The Independent Police Complaints Commission (IPCC) has ordered West Yorkshire Police to repeat their inquiry into allegations by Tony Ramsden, 46, relating to the force’s probe of an incident after Leeds United’s match with Manchester United at Elland Road in September 2011.
The father-of-two from Wakefield says he was hit with a baton and kicked by a mounted officer. After two investigations the force says the claims are not proven and no officers have been disciplined. Mr Ramsden complained about the conduct of officers investigating the alleged assault, leading to a further probe by the force’s Professional Standards Department (PSD).
But the watchdog has now concluded that the department’s report into the misconduct claims was “poor” and that the investigating officer failed to make the “bare minimum” effort to look into one of the allegations.
West Yorkshire Police has come under fire in recent years for its handling of complaints and conduct issues and was the subject of an integrity report published this year by former Metropolitan Police Authority chief executive Catherine Crawford.
Mr Ramsden has called for an outside force to be brought in to re-investigate. One of his complaints to the standards department contested the claim that officers involved in the alleged assault at Elland Road could not be identified from video footage, despite their helmets being clearly marked with numbers.

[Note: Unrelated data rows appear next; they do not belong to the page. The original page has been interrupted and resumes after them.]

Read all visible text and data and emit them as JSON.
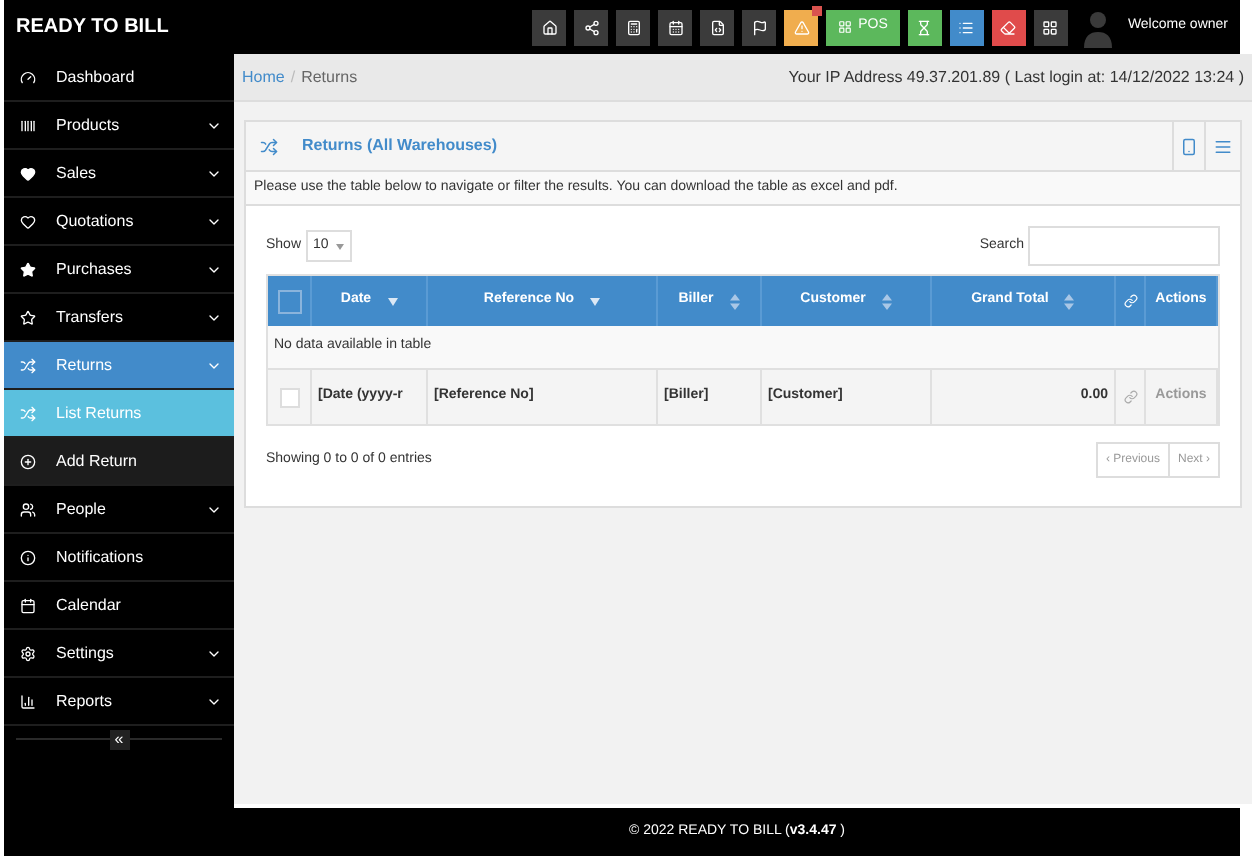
{
  "header": {
    "brand": "READY TO BILL",
    "pos_label": "POS",
    "user": "Welcome owner",
    "alert_badge": true
  },
  "sidebar": {
    "items": [
      {
        "label": "Dashboard",
        "caret": false,
        "selected": false
      },
      {
        "label": "Products",
        "caret": true,
        "selected": false
      },
      {
        "label": "Sales",
        "caret": true,
        "selected": false
      },
      {
        "label": "Quotations",
        "caret": true,
        "selected": false
      },
      {
        "label": "Purchases",
        "caret": true,
        "selected": false
      },
      {
        "label": "Transfers",
        "caret": true,
        "selected": false
      },
      {
        "label": "Returns",
        "caret": true,
        "selected": true,
        "expanded": true,
        "children": [
          {
            "label": "List Returns",
            "selected": true
          },
          {
            "label": "Add Return",
            "selected": false
          }
        ]
      },
      {
        "label": "People",
        "caret": true,
        "selected": false
      },
      {
        "label": "Notifications",
        "caret": false,
        "selected": false
      },
      {
        "label": "Calendar",
        "caret": false,
        "selected": false
      },
      {
        "label": "Settings",
        "caret": true,
        "selected": false
      },
      {
        "label": "Reports",
        "caret": true,
        "selected": false
      }
    ],
    "collapse": "«"
  },
  "breadcrumb": {
    "items": [
      "Home",
      "Returns"
    ],
    "separator": "/",
    "info": "Your IP Address 49.37.201.89 ( Last login at: 14/12/2022 13:24 )"
  },
  "panel": {
    "title": "Returns (All Warehouses)",
    "intro": "Please use the table below to navigate or filter the results. You can download the table as excel and pdf.",
    "show_label": "Show",
    "page_size": "10",
    "search_label": "Search",
    "table": {
      "columns": [
        {
          "kind": "check",
          "checked": false
        },
        {
          "kind": "text",
          "label": "Date",
          "sorted": true
        },
        {
          "kind": "text",
          "label": "Reference No",
          "sorted": true
        },
        {
          "kind": "text",
          "label": "Biller",
          "sorted": false
        },
        {
          "kind": "text",
          "label": "Customer",
          "sorted": false
        },
        {
          "kind": "text",
          "label": "Grand Total",
          "sorted": false
        },
        {
          "kind": "link"
        },
        {
          "kind": "text",
          "label": "Actions"
        }
      ],
      "empty_message": "No data available in table",
      "footer": [
        {
          "kind": "check",
          "checked": false
        },
        {
          "kind": "text",
          "text": "[Date (yyyy-r"
        },
        {
          "kind": "text",
          "text": "[Reference No]"
        },
        {
          "kind": "text",
          "text": "[Biller]"
        },
        {
          "kind": "text",
          "text": "[Customer]"
        },
        {
          "kind": "number",
          "text": "0.00"
        },
        {
          "kind": "link"
        },
        {
          "kind": "muted",
          "text": "Actions"
        }
      ]
    },
    "showing": "Showing 0 to 0 of 0 entries",
    "prev": "‹ Previous",
    "next": "Next ›"
  },
  "footer": {
    "copyright": "© 2022 READY TO BILL (",
    "version": "v3.4.47",
    "close": " )"
  }
}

IPCC casework manager Graeme Thame wrote that the department’s report rejecting this claim was “inadequate”. He said: “I would have expected that the bare minimum that could be expected of an investigation of this complaint would be to watch the footage referred to and ask the officer subject of the complaint for their response to the allegation. There is no indication in the investigation report that this has been done.”
Mr Ramsden also complained that while at Holbeck police station in Leeds, a senior officer came into the interview room and told him his complaint “would not go anywhere and would be wasting taxpayers’ money”.
Mr Thame said the standards department report rejecting this complaint did not seek the account of Mr Ramsden, who identified the officer who allegedly made the remark. West Yorkshire Police has been told to repeat its investigation and that the report sent to Mr Ramsden last year was “poor”. The IPCC author upheld his appeal and added: “There is no discussion of evidence and nothing I would be happy to describe as a rationale.”
Mr Ramsden is separately asking for permission to appeal a judge’s rejection of his legal challenge against the IPCC over the way the watchdog investigated the original assault allegation.
Detective Chief Superintendent Andy Brennan, head of the force’s Professional Standards Department, said: “We are aware that the IPCC have upheld an appeal by Mr Ramsden and we are reviewing the matters raised.”